Figure 7.. In vivo multichannel extracellular recording of the response of GRPR neurons to scratching motion

(A) Experimental procedure of in vivo multichannel extracellular recording of SCN GRPR neurons of Grpr^iCre; Ai32 mice during the CIB test. (B) Cartoon showing the electrophysiological recording of SCN GRPR neurons. Note that the Grpr^iCre; Ai32 mouse with a self-made optrode with a 3D-printed protective hat, which was wrapped with copper tape and connected to the system ground to gain extra protection against electrical noise. (C) Photos showing the head of the Grpr^iCre; Ai32 mouse with the hat and an optrode, consisting of eight tetrodes and optical fiber with a microdrive (top right) that enables the D-V directional movement of the optrode in the brain and a cartoon showing the optrode implanted into the SCN of the Grpr^iCre; Ai32 mouse brain (bottom right). (D) Left: schematic of optrode implantation in the left side of the SCN. The optical fiber was connected to a 473 nm blue laser for the identification of ChR2-tagging GRPR neurons. Right: a representative image showing the histology of optical fiber (white arrow) and electrodes (red arrows) in the left side of the SCN. (E) Waveform (top) and auto-correlogram (bottom) of one well-isolated neuron from the SCN of Grpr^iCre; Ai32 mouse. A total of well-isolated 159 SCN neurons were sorted out from 7 Grpr^iCre: Ai32 mice. (F) Optogenetic identification of GRPR neurons. Spike raster (top) and peri-stimulus time histogram (PSTH) (bottom) for an identified GRPR neuron aligned to the onset of blue light pulse (top, blue line, 473 nm, duration, 1 ms; power, 1 to 4 mW; frequency, 20 Hz). (G) Histogram of stimulus-associated spike latency test (SALT) for optical tagging showing p value distribution (p < 0.01, blue).

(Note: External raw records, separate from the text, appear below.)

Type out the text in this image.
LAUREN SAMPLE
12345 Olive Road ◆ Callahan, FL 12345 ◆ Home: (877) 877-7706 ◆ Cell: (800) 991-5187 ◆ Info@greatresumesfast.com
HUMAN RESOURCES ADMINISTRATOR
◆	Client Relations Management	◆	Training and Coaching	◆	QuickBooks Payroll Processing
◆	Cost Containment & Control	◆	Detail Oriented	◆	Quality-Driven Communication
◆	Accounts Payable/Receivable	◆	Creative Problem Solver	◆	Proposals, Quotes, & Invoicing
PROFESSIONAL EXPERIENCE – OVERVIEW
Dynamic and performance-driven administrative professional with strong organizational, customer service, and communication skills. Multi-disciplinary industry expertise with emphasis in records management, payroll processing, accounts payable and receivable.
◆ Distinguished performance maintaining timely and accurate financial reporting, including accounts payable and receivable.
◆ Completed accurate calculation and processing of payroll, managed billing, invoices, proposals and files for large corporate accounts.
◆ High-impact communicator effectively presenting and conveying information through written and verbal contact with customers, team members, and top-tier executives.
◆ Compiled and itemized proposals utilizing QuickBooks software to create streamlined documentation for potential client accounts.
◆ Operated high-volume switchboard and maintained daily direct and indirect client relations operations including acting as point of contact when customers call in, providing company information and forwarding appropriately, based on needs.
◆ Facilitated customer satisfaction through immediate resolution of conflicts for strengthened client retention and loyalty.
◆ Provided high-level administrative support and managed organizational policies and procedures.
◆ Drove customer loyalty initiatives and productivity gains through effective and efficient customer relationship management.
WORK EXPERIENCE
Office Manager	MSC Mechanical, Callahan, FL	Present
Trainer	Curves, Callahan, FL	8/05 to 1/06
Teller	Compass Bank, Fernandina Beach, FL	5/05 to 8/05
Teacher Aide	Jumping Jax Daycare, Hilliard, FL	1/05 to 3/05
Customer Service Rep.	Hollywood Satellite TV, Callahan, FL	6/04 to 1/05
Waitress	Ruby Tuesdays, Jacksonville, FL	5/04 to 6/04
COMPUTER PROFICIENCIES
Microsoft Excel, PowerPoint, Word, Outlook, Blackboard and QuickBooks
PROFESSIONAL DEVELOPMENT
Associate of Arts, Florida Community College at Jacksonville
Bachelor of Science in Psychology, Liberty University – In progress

A total of 88 neurons were identified as GRPR neurons. (H) Distribution of 88 GRPR neurons according to their baseline firing rates. (I–K) Classification of 88 GRPR neurons based on their excitatory, inhibitory and no responses under three behavioral conditions: the control look (I), look-without-scratch (J), and imitative scratch (K). (L) Comparison of the percentage of GRPR neurons that were activated under three behavioral conditions. Chi-square test in (L), ***p < 0.001.